In pursuance of these acts, the new Kansas Pacific Railway Company entered into a contract with the Denver Pacific of the nature and for the purpose set out and authorized by the acts, and in pursuance thereof the Kansas Pacific completed its line to Denver, and the Denver Pacific completed its line from Denver to Cheyenne.

The bill thereupon charges that is procuring the passage and accepting the terms of the Act of March 3, 1869, the Kansas Pacific abandoned its intention of building a line of road to connect with the Union Pacific at Cheyenne, and therefore that Denver became the terminus of its road, and the company surrendered all its rights to that portion of the land grant lying beyond its terminus at Denver, and by operation of this act sections of public land within prescribed limits were granted to the Denver Pacific as a new and independent grant; that, the Kansas Pacific and the Denver Pacific having completed their lines of road, they respectively became entitled to certain portions of the land grant independently of each other, notwithstanding the fact that, through their connections chanrobles.com-red

Page 148 U. S. 566

at Denver, they formed a continuous line of railway from Kansas City to Cheyenne, and their rights to public lands, under the several acts aforesaid, extended only laterally along the lines of said roads respectively, and were comprised and limited by lines drawn through the terminus of each of said roads at right angles to the general direction of the lines of said roads. The bill then referred to a map, Exhibit A, as showing the lines of said roads as connected at the City of Denver, their general courses and directions as they extend eastwardly and northwardly from the City of Denver, and the lines by which the rights of said respective companies to public lands, under the acts aforesaid, are limited; that west of the legal terminal limit of the Kansas Pacific land grant, and south of the legal terminal limit of the Denver Pacific land grant, lies a large triangular tract of land of about 200,000 acres, substantially within a radius of twenty miles of the point of connection of the two roads at Denver, which the bill alleges was not within the legal limit of the land grant to either of the two companies, and to the odd-numbered sections of which they asserted claim, and for which they procured patents from the Interior Department, the surrender and cancellation of which said patents it was the object of the bill to secure.
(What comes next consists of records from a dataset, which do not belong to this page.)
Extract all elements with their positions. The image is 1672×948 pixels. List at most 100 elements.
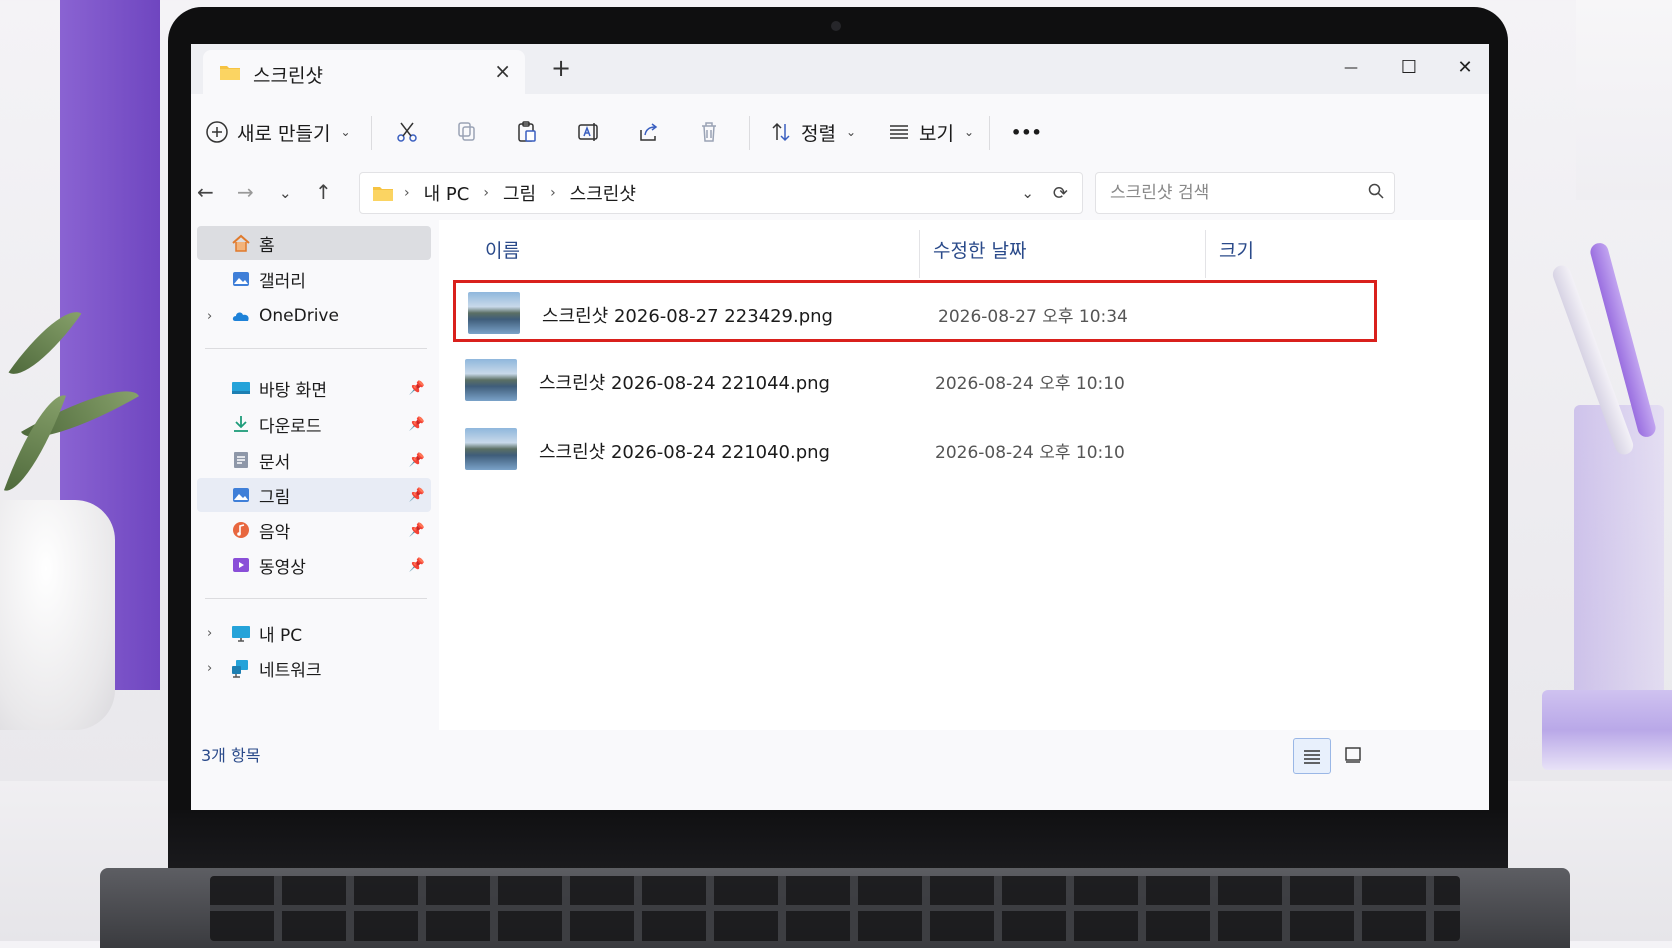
more-icon: ••• bbox=[1011, 122, 1042, 142]
sidebar-item-label: 바탕 화면 bbox=[259, 380, 327, 401]
new-button[interactable]: 새로 만들기 ⌄ bbox=[205, 112, 351, 152]
chevron-right-icon[interactable]: › bbox=[207, 661, 212, 676]
column-header-name[interactable]: 이름 bbox=[485, 236, 520, 263]
sidebar-item-home[interactable]: 홈 bbox=[197, 226, 431, 260]
file-explorer-window: 스크린샷 × + — ☐ ✕ 새로 만들기 ⌄ 정렬 ⌄ 보기 ⌄ ••• ← … bbox=[191, 44, 1489, 810]
sidebar-item-onedrive[interactable]: › OneDrive bbox=[197, 299, 431, 333]
file-row[interactable]: 스크린샷 2026-08-24 221044.png 2026-08-24 오후… bbox=[453, 350, 1377, 412]
paste-button[interactable] bbox=[515, 112, 539, 152]
pin-icon[interactable]: 📌 bbox=[409, 453, 425, 468]
delete-button[interactable] bbox=[697, 112, 721, 152]
file-date: 2026-08-24 오후 10:10 bbox=[935, 374, 1125, 394]
plant-pot bbox=[0, 500, 115, 730]
close-icon[interactable]: ✕ bbox=[1447, 50, 1483, 86]
search-icon[interactable] bbox=[1368, 183, 1384, 199]
chevron-right-icon[interactable]: › bbox=[207, 309, 212, 324]
sidebar-divider bbox=[205, 348, 427, 349]
sidebar-item-music[interactable]: 음악 📌 bbox=[197, 513, 431, 547]
more-options-button[interactable]: ••• bbox=[1011, 112, 1042, 152]
maximize-icon[interactable]: ☐ bbox=[1391, 50, 1427, 86]
sidebar-item-downloads[interactable]: 다운로드 📌 bbox=[197, 407, 431, 441]
sidebar-item-videos[interactable]: 동영상 📌 bbox=[197, 548, 431, 582]
file-row[interactable]: 스크린샷 2026-08-24 221040.png 2026-08-24 오후… bbox=[453, 419, 1377, 481]
recent-locations-chevron-icon[interactable]: ⌄ bbox=[279, 184, 292, 202]
new-tab-icon[interactable]: + bbox=[551, 54, 571, 82]
home-icon bbox=[232, 234, 250, 252]
sidebar-item-label: 문서 bbox=[259, 452, 291, 473]
file-row[interactable]: 스크린샷 2026-08-27 223429.png 2026-08-27 오후… bbox=[453, 280, 1377, 342]
refresh-icon[interactable]: ⟳ bbox=[1053, 183, 1068, 204]
rename-icon bbox=[578, 123, 598, 141]
minimize-icon[interactable]: — bbox=[1333, 50, 1369, 86]
plus-circle-icon bbox=[206, 121, 228, 143]
address-bar[interactable]: › 내 PC › 그림 › 스크린샷 ⌄ ⟳ bbox=[359, 172, 1083, 214]
sidebar-item-network[interactable]: › 네트워크 bbox=[197, 651, 431, 685]
sidebar-item-label: 다운로드 bbox=[259, 416, 322, 437]
rename-button[interactable] bbox=[577, 112, 601, 152]
share-icon bbox=[640, 123, 658, 141]
column-header-size[interactable]: 크기 bbox=[1219, 236, 1254, 263]
pin-icon[interactable]: 📌 bbox=[409, 381, 425, 396]
forward-arrow-icon[interactable]: → bbox=[237, 180, 254, 204]
file-name: 스크린샷 2026-08-24 221040.png bbox=[539, 442, 830, 463]
toolbar-divider bbox=[749, 116, 750, 150]
keyboard-row-gap bbox=[210, 905, 1460, 911]
onedrive-icon bbox=[232, 312, 249, 321]
sidebar-item-pictures[interactable]: 그림 📌 bbox=[197, 478, 431, 512]
breadcrumb-separator-icon: › bbox=[550, 185, 556, 201]
sort-button[interactable]: 정렬 ⌄ bbox=[769, 112, 856, 152]
toolbar-divider bbox=[371, 116, 372, 150]
chevron-down-icon: ⌄ bbox=[845, 125, 857, 139]
view-button[interactable]: 보기 ⌄ bbox=[887, 112, 974, 152]
plant-leaf bbox=[3, 386, 67, 500]
search-box[interactable] bbox=[1095, 172, 1395, 214]
breadcrumb-my-pc[interactable]: 내 PC bbox=[424, 180, 470, 206]
pin-icon[interactable]: 📌 bbox=[409, 558, 425, 573]
image-thumbnail bbox=[465, 428, 517, 470]
folder-icon bbox=[220, 66, 240, 80]
sidebar-item-label: 갤러리 bbox=[259, 271, 306, 292]
sidebar-item-gallery[interactable]: 갤러리 bbox=[197, 262, 431, 296]
address-dropdown-chevron-icon[interactable]: ⌄ bbox=[1021, 184, 1034, 202]
folder-icon bbox=[373, 187, 393, 201]
status-bar: 3개 항목 bbox=[191, 730, 1489, 810]
pictures-icon bbox=[233, 488, 249, 502]
sidebar-item-documents[interactable]: 문서 📌 bbox=[197, 443, 431, 477]
tiles-view-button[interactable] bbox=[1335, 738, 1371, 772]
details-view-icon bbox=[1304, 750, 1320, 764]
back-arrow-icon[interactable]: ← bbox=[197, 180, 214, 204]
search-input[interactable] bbox=[1108, 179, 1352, 207]
details-view-button[interactable] bbox=[1293, 738, 1331, 774]
breadcrumb-pictures[interactable]: 그림 bbox=[503, 180, 536, 206]
pin-icon[interactable]: 📌 bbox=[409, 523, 425, 538]
column-header-date[interactable]: 수정한 날짜 bbox=[933, 236, 1026, 263]
view-list-icon bbox=[890, 125, 908, 139]
pin-icon[interactable]: 📌 bbox=[409, 488, 425, 503]
sidebar-item-my-pc[interactable]: › 내 PC bbox=[197, 616, 431, 650]
pin-icon[interactable]: 📌 bbox=[409, 417, 425, 432]
copy-button[interactable] bbox=[455, 112, 479, 152]
sidebar-divider bbox=[205, 598, 427, 599]
gallery-icon bbox=[233, 272, 249, 286]
file-date: 2026-08-27 오후 10:34 bbox=[938, 307, 1128, 327]
tab-close-icon[interactable]: × bbox=[494, 59, 511, 83]
new-button-label: 새로 만들기 bbox=[237, 122, 331, 145]
tiles-view-icon bbox=[1345, 747, 1361, 763]
cut-button[interactable] bbox=[395, 112, 419, 152]
scissors-icon bbox=[397, 122, 417, 142]
webcam bbox=[831, 21, 841, 31]
chevron-right-icon[interactable]: › bbox=[207, 626, 212, 641]
up-arrow-icon[interactable]: ↑ bbox=[315, 180, 332, 204]
tab-screenshots[interactable]: 스크린샷 × bbox=[203, 50, 525, 94]
background-wall bbox=[1576, 0, 1672, 200]
sort-button-label: 정렬 bbox=[801, 122, 836, 145]
laptop-chin bbox=[168, 810, 1508, 870]
sidebar-item-label: OneDrive bbox=[259, 306, 339, 326]
chevron-down-icon: ⌄ bbox=[340, 125, 351, 139]
sidebar-item-label: 그림 bbox=[259, 487, 291, 508]
share-button[interactable] bbox=[637, 112, 661, 152]
address-row: ← → ⌄ ↑ › 내 PC › 그림 › 스크린샷 ⌄ ⟳ bbox=[191, 168, 1489, 220]
image-thumbnail bbox=[468, 292, 520, 334]
breadcrumb-screenshots[interactable]: 스크린샷 bbox=[570, 180, 636, 206]
sidebar-item-desktop[interactable]: 바탕 화면 📌 bbox=[197, 371, 431, 405]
The bill further alleged the consolidation, in January, 1880, of the Kansas Pacific and the Denver Pacific and the Union Pacific Railroad Companies into one corporation, under the corporate name of the Union Pacific Railway Company, which became the successor in interest of the three prior corporation; that certain persons, who were made defendants to the bill, claimed title to certain lands of this tract by direct or mesne conveyances from these companies, of the exact nature of which titles plaintiff is ignorant; that under an Act of March 3, 1887, providing for the adjustment of land grants made by Congress to aid in the construction of railroads, etc., the Secretary of the Interior ascertained that the lands described in the bill had been erroneously and illegally patented, as herein set out, and thereupon made a demand upon the Union Pacific Railway Company, as successor in interest to chanrobles.com-red

Page 148 U. S. 567

the others, for a reconveyance of the tracts of land so erroneously patented, which was refused.

The persons claiming title under these patents having been made parties to the bill, it prayed that the patents and other outstanding deeds and other evidences of title be decreed to be void and surrendered for cancellation as clouds upon the plaintiff's title, and for such other relief as might seem proper.

To this bill demurrers were filed by most or all the defendants, except one Standley, who filed a plea setting up divers statutes and decisions in the land office, upon which it is claimed the patents rested, but which need not be specifically stated. Upon the hearing upon these demurrers and plea, the court made an order sustaining them, 37 F.5d 1, and, the plaintiff having elected to stand by its bill as originally filed, it was further ordered that the same be dismissed. Thereupon the plaintiff appealed to this Court.